In 95% of modern circuits, and 100% of traditional circuits - the UART functionality is within the controller or a dedicated peripheral chip.
One possible name could be... myUSBIO
As its functionality lies between the USB interface, and the serial i/o side of the UART/serial interface.
Haha, challenge accepted
Short answer: While "UART" ist originally a hardware peripheral, today it is used equally often to refer to the protocol (or, well, to UART-like protocolS). Since the muArt converts to/from a UART protocol, and obviously also has a UART peripheral inside (in the bridge IC), you should at least agree it does have
a lot to do with UART, even if you dispute if itself
is a UART or not. If you look at it this way, having "UART" in the name is not such a far fetch. And of course, what Cerebus said also holds. But...
Long answer:
Seeing your proposal for another name is myUSBIO, I think I see the real problem. I think you misinterpreted the name as "my-UART", but that's not how I imagined it. The name is artistic and playful, and was never meant to imply that the product itself is a UART peripheral in its original sense as you described. It is only mean to signal that it has something to do with UART. Very importantly, the project's name is written correctly as in this post's attachment. I originally used this spelling in the OP too, but the forum software couldn't display the Greek "mu" correctly and it replaced it everywhere with a question mark (which is also why I had to attach it as a picture here instead of spelling it out).
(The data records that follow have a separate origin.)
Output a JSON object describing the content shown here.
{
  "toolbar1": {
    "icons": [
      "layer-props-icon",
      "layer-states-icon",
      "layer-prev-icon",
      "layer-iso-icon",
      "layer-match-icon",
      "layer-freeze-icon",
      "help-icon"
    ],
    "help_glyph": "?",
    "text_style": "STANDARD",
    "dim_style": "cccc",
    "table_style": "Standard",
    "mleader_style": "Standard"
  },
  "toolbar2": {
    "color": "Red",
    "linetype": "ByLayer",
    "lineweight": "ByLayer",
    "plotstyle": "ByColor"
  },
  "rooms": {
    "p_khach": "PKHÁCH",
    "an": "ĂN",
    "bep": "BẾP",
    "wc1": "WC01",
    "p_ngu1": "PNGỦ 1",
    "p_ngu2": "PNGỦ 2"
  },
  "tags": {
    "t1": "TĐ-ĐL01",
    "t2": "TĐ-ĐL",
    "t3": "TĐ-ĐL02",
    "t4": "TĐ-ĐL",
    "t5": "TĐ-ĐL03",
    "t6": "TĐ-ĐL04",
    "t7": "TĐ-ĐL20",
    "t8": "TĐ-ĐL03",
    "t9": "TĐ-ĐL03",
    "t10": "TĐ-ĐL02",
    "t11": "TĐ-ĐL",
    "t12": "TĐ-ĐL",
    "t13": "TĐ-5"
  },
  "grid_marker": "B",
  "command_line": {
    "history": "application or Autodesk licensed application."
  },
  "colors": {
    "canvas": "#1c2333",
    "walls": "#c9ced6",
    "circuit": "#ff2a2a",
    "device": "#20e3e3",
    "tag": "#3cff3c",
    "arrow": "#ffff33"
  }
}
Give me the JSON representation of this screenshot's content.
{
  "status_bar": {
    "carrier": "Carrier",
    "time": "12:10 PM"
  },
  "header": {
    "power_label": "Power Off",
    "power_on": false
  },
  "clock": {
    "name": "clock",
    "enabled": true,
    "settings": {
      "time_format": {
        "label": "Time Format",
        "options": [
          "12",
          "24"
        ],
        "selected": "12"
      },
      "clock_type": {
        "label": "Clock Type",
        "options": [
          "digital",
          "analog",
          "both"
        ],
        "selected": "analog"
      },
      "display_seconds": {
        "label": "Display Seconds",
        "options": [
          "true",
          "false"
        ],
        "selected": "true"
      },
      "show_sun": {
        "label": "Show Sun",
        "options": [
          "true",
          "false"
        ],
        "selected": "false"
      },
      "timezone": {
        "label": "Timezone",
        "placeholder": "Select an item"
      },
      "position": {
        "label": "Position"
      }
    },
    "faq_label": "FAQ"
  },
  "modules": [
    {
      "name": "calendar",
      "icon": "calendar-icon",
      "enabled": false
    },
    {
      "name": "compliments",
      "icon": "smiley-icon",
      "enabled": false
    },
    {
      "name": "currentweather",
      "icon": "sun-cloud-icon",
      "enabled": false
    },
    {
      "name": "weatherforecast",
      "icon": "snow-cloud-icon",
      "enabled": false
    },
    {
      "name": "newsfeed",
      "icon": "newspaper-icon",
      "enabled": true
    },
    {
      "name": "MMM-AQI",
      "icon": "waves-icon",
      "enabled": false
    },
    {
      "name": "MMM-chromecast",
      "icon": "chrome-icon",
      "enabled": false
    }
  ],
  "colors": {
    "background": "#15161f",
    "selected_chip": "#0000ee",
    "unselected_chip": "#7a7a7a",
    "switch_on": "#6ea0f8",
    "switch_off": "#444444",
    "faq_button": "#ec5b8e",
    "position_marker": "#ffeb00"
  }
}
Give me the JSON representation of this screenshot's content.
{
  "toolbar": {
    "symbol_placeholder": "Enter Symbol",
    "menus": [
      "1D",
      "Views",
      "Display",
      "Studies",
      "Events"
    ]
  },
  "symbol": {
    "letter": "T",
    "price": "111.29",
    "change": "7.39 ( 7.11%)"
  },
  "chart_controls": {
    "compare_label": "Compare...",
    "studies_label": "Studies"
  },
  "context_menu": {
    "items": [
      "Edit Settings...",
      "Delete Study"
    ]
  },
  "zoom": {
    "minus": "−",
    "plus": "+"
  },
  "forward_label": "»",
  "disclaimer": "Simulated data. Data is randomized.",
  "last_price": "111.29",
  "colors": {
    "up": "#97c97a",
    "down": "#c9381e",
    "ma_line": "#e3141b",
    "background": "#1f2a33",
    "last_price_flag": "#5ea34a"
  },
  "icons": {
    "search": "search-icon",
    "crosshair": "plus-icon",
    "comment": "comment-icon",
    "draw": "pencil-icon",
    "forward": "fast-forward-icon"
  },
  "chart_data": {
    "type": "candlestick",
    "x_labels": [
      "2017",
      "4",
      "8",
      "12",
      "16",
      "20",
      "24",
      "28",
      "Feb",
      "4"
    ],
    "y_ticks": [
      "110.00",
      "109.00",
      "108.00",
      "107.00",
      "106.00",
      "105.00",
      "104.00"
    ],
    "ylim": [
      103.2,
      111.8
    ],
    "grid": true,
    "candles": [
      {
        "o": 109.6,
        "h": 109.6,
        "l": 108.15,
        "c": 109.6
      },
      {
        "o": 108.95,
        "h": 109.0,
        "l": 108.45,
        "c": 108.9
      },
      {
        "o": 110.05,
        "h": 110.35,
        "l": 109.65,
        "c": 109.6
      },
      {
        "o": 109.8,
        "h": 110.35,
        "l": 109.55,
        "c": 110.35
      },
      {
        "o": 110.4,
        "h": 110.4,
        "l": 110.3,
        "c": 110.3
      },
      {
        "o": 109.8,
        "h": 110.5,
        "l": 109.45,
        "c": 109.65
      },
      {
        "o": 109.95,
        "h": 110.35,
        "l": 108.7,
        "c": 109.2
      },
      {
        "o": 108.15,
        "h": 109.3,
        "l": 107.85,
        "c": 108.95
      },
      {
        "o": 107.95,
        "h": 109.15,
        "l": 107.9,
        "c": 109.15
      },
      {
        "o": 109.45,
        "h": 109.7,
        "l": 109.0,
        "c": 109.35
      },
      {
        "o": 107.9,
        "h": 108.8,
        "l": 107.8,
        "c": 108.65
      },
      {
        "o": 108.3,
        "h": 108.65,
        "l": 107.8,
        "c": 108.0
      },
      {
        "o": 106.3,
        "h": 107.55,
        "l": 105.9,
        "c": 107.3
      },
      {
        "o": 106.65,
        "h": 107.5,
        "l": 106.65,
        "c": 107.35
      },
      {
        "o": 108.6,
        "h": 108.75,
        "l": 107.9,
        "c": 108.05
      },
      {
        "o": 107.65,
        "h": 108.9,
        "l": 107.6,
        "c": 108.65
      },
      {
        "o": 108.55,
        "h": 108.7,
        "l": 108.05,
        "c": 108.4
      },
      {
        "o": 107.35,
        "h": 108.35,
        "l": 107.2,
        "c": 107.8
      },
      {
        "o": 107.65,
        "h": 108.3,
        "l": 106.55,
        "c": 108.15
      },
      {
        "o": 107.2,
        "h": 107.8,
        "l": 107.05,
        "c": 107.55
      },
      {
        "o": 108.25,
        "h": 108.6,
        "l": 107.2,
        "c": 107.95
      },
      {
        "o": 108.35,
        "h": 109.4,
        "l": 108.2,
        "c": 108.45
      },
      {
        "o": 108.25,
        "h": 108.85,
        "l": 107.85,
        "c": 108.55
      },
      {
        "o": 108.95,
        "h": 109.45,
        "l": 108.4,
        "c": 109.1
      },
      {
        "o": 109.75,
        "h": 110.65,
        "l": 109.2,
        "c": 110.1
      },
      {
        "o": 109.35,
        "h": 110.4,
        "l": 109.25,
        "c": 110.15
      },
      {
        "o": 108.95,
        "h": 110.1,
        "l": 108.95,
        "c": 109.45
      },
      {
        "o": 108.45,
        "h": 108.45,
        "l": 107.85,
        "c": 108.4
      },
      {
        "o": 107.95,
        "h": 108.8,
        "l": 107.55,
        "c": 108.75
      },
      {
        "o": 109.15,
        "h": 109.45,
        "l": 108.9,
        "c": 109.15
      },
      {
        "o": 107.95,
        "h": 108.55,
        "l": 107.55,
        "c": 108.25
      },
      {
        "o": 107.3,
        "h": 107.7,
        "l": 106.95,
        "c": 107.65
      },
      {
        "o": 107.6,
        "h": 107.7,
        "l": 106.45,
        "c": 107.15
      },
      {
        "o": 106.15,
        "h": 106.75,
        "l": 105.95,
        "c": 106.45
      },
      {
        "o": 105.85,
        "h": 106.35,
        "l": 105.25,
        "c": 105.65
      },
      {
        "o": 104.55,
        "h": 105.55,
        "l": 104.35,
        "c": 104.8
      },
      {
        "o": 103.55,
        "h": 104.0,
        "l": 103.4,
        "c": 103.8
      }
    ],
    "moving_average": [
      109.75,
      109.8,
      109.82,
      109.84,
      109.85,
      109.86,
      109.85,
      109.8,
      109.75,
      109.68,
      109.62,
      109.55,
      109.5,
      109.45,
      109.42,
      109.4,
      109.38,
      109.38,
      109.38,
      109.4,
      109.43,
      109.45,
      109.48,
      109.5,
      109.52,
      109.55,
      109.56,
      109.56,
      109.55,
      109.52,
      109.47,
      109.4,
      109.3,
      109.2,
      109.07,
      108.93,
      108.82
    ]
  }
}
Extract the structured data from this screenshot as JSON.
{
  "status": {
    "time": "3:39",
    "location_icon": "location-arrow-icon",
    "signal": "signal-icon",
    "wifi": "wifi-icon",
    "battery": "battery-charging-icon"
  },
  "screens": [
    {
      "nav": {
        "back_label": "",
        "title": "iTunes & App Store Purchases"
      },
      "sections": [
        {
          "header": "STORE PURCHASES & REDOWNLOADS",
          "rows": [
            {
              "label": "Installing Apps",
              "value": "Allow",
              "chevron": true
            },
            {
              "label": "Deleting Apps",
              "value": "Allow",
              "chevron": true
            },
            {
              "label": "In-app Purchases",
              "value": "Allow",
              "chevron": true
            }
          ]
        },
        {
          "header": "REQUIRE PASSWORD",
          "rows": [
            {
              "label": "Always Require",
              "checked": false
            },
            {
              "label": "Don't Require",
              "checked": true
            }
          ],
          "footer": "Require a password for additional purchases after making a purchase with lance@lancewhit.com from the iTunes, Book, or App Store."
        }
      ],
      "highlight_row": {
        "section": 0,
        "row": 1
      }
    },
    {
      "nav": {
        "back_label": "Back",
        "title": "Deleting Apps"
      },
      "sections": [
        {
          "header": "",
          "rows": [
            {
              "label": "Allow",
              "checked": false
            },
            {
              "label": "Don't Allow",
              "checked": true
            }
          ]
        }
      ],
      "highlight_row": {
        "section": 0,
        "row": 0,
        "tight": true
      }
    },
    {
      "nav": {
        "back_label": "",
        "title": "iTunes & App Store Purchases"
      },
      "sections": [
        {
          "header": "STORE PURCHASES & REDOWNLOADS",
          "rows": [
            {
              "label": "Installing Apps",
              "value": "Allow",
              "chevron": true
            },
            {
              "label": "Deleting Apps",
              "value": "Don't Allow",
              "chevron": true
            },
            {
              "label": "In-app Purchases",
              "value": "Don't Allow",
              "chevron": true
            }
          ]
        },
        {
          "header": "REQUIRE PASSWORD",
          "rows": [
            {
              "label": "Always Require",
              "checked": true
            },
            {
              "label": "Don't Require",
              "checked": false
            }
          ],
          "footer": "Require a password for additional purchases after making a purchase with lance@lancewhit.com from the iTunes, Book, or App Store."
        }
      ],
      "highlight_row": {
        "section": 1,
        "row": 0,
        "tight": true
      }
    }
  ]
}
This of course made it unreadable, so I then corrected the contents of the OP to spell "muArt", and used that ever since, but only here in the forum. How should you read it? Definitely not "my-UART". It might also be tempting to pronounce it as "microART", but I'm planning to use that for other projects in the future (and so btw dibs on that
) . Since the Greek "mu" is often substituted by "u" in simple text processing, and since that makes it read like "uart", and since the product is actually a UART converter, you can read it as either "mu-Art" or "myu"-Art, playfully combining the Greek "mu" with the "yu" of UART. (And obviously it is a work of Art
) Well, the process of naming was kind of the other way around, but that doesn't matter, the logic behind it is still the same. Now, by mistake I wasn't consistent and used the "myu"-form in the OP title (which I now corrected), giving opportunities to misinterpretation.